Not only does the film show us Black's love for the trashy detective novels and the murder mysteries of film noir, but his love and hate relationship with movies is also apparent. Taking the usual workings of what goes into the makings of a film, Black adds a new spin and manipulates these formulaic conventions such as narration, flashbacks, extras and credits. Can you say "post-modern" boys and girls? Movie buffs are likely to get a kick out of these 'self-aware' moments.

The film works as a showcase for Black to present his razor sharp wit during a number of absurdly thrilling and comic set pieces, each one clinging onto what is essentially a routine murder story as dense as the American government during a natural disaster. Unfortunately the fast pace leaves you with little time to piece all the clues together as the film skims over plot details. So much so that the lead characters have to do some obligatory explanations just to hook in anyone who is completely lost.

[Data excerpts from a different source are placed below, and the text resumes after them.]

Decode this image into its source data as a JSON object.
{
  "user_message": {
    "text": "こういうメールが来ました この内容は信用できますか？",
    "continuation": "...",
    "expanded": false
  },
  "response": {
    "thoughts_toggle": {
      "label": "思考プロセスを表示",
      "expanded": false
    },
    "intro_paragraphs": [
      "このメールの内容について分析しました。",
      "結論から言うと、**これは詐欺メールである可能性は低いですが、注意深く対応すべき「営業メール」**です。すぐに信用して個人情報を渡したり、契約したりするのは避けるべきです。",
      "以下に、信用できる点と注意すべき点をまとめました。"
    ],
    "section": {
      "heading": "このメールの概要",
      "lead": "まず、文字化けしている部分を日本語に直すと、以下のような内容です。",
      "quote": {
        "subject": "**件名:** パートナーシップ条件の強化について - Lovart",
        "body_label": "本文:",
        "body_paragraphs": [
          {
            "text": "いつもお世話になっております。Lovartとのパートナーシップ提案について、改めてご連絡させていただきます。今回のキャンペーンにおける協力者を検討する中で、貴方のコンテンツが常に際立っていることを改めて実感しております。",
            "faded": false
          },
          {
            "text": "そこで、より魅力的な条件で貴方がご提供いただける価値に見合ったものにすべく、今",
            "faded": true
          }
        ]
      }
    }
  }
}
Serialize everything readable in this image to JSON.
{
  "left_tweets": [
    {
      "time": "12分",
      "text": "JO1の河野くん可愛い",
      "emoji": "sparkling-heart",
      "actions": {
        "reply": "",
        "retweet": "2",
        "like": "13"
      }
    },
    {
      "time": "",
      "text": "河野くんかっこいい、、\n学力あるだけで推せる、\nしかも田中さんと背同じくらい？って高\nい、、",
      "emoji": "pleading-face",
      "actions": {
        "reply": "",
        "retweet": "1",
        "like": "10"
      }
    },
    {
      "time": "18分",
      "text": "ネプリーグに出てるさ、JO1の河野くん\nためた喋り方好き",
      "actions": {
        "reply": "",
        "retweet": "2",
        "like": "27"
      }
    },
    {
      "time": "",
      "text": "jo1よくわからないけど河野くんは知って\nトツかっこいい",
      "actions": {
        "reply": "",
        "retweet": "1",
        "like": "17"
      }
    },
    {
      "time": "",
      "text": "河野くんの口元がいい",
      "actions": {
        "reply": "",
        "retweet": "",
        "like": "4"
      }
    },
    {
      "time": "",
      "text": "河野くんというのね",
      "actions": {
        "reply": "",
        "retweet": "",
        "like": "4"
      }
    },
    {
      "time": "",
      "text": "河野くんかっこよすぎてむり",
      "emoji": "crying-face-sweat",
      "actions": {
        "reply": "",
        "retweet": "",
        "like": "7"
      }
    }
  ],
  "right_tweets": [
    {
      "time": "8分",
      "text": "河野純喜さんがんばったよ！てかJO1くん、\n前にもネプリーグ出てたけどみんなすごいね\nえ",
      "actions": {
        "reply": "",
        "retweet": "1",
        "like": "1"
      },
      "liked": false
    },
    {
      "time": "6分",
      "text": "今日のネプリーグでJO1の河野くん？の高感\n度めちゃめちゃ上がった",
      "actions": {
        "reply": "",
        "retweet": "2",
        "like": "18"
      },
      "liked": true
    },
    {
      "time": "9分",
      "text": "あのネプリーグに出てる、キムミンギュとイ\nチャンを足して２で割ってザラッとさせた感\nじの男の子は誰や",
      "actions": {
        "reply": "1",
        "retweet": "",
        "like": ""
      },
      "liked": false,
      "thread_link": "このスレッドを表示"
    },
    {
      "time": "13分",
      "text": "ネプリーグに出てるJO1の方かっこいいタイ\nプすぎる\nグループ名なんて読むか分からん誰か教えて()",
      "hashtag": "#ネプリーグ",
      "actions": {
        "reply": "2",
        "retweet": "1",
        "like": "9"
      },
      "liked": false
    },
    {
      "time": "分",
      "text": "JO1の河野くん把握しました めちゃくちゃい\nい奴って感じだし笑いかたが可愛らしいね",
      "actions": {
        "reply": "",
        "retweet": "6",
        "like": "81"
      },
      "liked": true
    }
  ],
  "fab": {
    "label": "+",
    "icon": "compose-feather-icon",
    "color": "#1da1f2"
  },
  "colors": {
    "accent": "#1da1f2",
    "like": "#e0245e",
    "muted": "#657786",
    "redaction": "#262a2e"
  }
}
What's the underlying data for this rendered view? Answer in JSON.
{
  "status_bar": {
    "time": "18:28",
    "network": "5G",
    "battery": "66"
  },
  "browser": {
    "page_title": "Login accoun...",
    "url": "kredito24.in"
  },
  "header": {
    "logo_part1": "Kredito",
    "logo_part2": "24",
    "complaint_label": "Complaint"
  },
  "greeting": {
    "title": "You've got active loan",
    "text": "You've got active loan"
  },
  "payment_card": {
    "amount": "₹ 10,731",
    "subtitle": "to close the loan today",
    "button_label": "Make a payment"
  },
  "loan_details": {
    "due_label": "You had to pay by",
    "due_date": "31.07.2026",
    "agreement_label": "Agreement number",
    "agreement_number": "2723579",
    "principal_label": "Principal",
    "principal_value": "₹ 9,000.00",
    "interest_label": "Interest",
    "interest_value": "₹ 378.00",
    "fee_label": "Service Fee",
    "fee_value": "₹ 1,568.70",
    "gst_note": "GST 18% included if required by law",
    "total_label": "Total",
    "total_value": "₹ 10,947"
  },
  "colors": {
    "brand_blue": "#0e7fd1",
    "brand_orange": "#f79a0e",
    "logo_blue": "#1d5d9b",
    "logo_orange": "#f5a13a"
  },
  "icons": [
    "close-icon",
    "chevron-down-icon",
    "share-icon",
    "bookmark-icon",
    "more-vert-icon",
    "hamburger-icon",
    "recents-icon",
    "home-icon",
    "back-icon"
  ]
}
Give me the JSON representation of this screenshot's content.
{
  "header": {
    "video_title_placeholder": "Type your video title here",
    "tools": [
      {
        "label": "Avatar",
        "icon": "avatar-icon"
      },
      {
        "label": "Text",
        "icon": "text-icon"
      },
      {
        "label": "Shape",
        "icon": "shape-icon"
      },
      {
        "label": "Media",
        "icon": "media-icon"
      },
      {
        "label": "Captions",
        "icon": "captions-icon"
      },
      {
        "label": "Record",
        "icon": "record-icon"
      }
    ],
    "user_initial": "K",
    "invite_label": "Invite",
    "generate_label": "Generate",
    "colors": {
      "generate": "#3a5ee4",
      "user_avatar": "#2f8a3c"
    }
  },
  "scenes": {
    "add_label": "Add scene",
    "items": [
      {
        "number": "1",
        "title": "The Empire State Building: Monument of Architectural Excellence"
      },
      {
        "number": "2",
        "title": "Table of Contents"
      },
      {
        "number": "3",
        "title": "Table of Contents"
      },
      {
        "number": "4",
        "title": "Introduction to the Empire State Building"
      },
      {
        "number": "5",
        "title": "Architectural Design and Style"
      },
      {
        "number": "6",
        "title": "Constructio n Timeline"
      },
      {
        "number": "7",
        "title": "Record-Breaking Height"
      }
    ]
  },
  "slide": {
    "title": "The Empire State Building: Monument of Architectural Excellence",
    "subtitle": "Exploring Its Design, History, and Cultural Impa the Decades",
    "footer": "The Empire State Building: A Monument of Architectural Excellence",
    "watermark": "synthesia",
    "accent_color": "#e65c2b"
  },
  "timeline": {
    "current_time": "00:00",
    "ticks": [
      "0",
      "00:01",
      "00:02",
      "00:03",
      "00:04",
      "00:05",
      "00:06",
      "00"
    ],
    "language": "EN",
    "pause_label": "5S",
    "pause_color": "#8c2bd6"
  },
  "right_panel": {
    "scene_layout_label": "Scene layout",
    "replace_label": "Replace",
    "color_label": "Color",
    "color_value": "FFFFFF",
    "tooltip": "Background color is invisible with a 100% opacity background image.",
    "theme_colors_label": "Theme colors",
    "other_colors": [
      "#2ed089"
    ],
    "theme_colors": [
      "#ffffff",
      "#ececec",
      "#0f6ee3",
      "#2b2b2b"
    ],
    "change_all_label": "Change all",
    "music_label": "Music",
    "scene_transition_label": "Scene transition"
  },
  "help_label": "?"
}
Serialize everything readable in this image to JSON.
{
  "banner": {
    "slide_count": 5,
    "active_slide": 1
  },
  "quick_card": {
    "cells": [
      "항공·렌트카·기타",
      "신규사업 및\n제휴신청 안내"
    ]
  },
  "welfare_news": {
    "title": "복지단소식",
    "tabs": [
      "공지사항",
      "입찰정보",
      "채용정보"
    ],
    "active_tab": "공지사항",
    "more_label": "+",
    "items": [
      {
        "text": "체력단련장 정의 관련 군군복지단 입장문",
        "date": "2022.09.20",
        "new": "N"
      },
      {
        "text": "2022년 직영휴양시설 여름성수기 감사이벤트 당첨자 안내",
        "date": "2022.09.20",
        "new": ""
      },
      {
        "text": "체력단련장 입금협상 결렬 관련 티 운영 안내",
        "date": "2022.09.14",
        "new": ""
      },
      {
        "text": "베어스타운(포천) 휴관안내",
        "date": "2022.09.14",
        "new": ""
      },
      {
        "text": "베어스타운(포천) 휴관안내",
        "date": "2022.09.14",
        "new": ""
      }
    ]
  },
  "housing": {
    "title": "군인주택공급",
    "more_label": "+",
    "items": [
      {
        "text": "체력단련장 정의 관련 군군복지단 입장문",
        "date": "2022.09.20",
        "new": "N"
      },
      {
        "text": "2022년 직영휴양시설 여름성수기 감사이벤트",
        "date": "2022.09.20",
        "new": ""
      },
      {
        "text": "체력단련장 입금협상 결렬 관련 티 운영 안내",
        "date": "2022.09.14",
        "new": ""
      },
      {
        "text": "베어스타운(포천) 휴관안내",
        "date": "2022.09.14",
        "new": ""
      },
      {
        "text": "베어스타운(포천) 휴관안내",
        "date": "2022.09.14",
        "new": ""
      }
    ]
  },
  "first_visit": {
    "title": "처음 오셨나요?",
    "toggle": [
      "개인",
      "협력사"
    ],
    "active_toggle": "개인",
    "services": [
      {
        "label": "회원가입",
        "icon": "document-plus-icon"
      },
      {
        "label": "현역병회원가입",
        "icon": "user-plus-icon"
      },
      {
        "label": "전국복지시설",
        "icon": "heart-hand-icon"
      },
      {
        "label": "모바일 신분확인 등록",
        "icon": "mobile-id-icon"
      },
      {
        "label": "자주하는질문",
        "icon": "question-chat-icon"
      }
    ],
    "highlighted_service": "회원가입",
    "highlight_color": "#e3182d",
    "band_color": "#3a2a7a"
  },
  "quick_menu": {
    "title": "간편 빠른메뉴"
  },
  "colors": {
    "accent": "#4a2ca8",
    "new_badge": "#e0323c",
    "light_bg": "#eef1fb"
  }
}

The brilliantly written characters and scenarios is what keeps one watching, but if a little more hot loving was given to the frequent twists and findings that occur then this could have pushed itself further as an eccentric little masterpiece. Still, where else will you come across the sight of Robert Downey Jr. hanging above a freeway by grabbing onto a corpse's hand sticking out of a coffin, which is somehow miraculously suspended in mid-air... only in a Shane Black film ladies and gentlemen!

Neat touches such as Perry's mobile phone ringtone, Downey making a sly remark about his past narcotics habit and a 'too-clever-for-its-own-damn-good' closing scene (which does look like it's been tacked on at the last minute) simply adds further icing on the already overly sweet cake.

The film treats you with its diverse absurdity and Shane Black's creativity of snowballing situations pumped with his remarkable talent for outlandish one-liners. Its fusing of a killer script and cool characters makes Kiss Kiss Bang Bang this year's Hot Ticket and one of those rare examples as to why I go to the cinema.